By Hayes Hunt
Recently, the Chief Judge for the United States District Court for the Southern District of New York refused to recuse herself from a case simply because her husband and his clients may have been the victim of the defendant’s efforts to hack a computer system. Similarly, a Philadelphia judge acquitted a defendant/police officer and his verdict raised “concerns” that the judge was married to a police officer.
Since 2009, when the Supreme Court issued its decision in Caperton v. A.T. Massey Coal Co., Inc. 556 U.S. 868 (2009), the issue of recusal has been a hot topic in civil and criminal litigation. In Caperton, the Supreme Court ruled that a justice on the West Virginia Supreme Court violated the Due Process Clause of the Fourteenth Amendment by not recusing himself in the case. Recusal in the case was sought after the appellant’s chairman and principal officer gave a substantial donation to the justice’s election campaign.

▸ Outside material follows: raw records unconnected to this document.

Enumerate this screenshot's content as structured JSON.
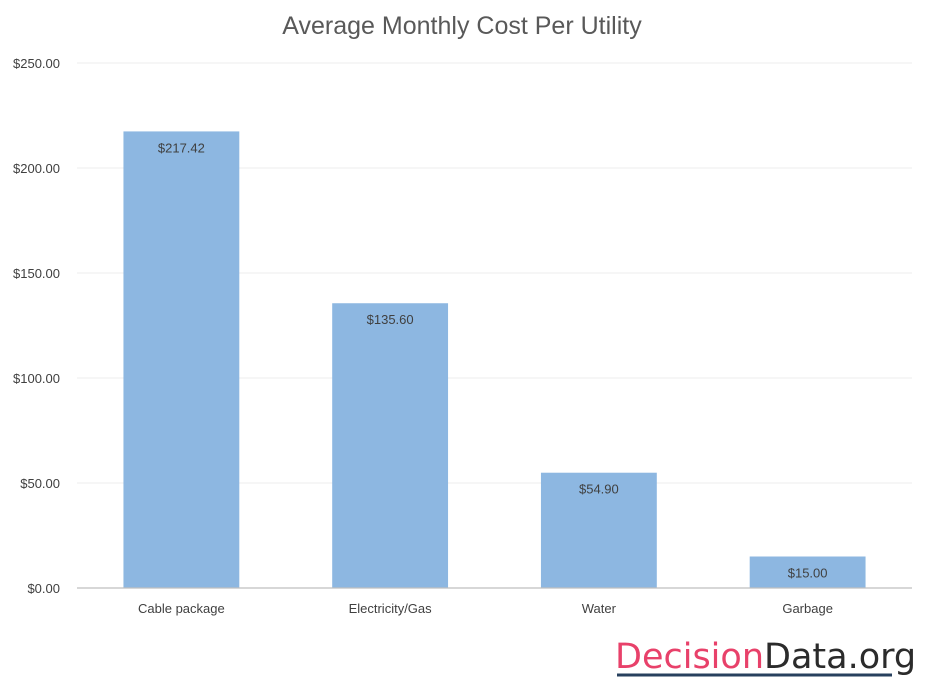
{
  "chart_data": {
    "type": "bar",
    "title": "Average Monthly Cost Per Utility",
    "categories": [
      "Cable package",
      "Electricity/Gas",
      "Water",
      "Garbage"
    ],
    "values": [
      217.42,
      135.6,
      54.9,
      15.0
    ],
    "data_labels": [
      "$217.42",
      "$135.60",
      "$54.90",
      "$15.00"
    ],
    "yticks": [
      0,
      50,
      100,
      150,
      200,
      250
    ],
    "ytick_labels": [
      "$0.00",
      "$50.00",
      "$100.00",
      "$150.00",
      "$200.00",
      "$250.00"
    ],
    "ylim": [
      0,
      250
    ],
    "xlabel": "",
    "ylabel": "",
    "grid": true,
    "bar_color": "#8db7e1"
  },
  "watermark": {
    "part1": "Decision",
    "part2": "Data.org",
    "color1": "#e8416a",
    "color2": "#2b2b2b",
    "underline_color": "#27405e"
  }
}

28 U.S.C. § 455 governs disqualification of federal judges. Pursuant to § 455, a judge “shall disqualify himself in any proceeding in which his impartiality might reasonably be questioned.” (emphasis added). A judge’s disqualification also is required in particular circumstances. A judge is required to recuse himself when: (1) he has personal bias or prejudice towards a party; (2) he served as a lawyer in the matter; (3) he previously practiced with a lawyer involved; (4) has a financial interest in the matter; or (4) a person with whom he or she has a relationship is involved as a lawyer or party in the proceeding.